One Hume, Two Historical Projects. Unity in David Hume's Philosophy.

Event start date
Event start time
14.15
Event end date
Event end time
16.00
Place

Pinni B building lecture hall 4141, address: Kanslerinrinne 1

Organiser(s)

SOC /Philosophy

Professor Mikko Tolonen (University of Helsinki):

The argument of this paper is that we may find relevant coherence in David Hume's oeuvre ranging from his /Treatise/ onward and including his /History of England/. This unity is philosophical by nature, meaning that there is a clear continuity between his theory of the mind and his political and historical texts. The logic of this unity stems from the position that Hume outlines already in his /Treatise/. In Hume scholarship, the question of Hume's philosophical project has been debated from different aspects.

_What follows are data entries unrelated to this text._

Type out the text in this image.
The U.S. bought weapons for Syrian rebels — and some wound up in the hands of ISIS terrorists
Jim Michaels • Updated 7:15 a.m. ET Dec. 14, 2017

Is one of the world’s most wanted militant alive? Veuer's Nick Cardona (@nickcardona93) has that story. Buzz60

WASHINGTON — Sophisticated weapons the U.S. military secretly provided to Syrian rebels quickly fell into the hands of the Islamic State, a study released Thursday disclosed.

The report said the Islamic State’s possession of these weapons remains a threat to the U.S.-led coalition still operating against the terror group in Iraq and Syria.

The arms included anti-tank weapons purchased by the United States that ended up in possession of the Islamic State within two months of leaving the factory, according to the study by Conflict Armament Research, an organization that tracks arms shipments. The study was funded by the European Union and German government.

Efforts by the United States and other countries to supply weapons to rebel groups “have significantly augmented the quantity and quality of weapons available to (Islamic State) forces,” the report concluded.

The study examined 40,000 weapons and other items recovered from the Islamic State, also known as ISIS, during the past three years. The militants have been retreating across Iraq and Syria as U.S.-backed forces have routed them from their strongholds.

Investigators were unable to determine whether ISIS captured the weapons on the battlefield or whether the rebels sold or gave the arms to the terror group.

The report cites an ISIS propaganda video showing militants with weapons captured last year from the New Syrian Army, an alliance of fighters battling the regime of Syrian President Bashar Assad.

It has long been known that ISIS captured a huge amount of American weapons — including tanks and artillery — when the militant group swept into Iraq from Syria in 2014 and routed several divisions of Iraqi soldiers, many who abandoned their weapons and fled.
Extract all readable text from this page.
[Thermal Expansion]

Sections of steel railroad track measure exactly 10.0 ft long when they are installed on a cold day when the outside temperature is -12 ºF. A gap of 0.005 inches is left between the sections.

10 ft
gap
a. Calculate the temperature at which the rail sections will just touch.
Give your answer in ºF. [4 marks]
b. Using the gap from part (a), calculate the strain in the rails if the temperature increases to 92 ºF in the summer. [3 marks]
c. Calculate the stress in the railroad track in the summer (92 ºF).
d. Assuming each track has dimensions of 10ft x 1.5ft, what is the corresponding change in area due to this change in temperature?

Lately James Harris has argued that there is no such unity to be found in Hume and his different works should be considered separate from each other. This paper makes a contrasting claim by stating that there is inherent logic in Hume's philosophical stance with clear consequences also for his political formulations fleshed out in history. For example, Hume's justification of monarchical elements of civil society follows from his principles of association. A central claim of this paper is that this coherence in Hume has not been realised because the nature of his /History of England/ has not been understood.

The foundation for "the One Hume" -thesis is thus the psychological underpinning of Hume's theory of civil society and the fact that social conventions play a crucial role in this. At the same time, it becomes understandable that overall Hume's political thought does not change from more liberal to conservative late in his publishing career, something that has been debated in the secondary scholarship. The part about "Two historical projects" claims that the Stuart volumes of Hume's /History/ should be read differently in this context of unity because they lead partly to a different track that is not logically connected to Hume's position in the /Treatise/. This is then corrected by Hume in his Tudor volumes and beyond in what is now known as /History of England/. Thus, in the end, there is relevant philosophical unity in Hume's works.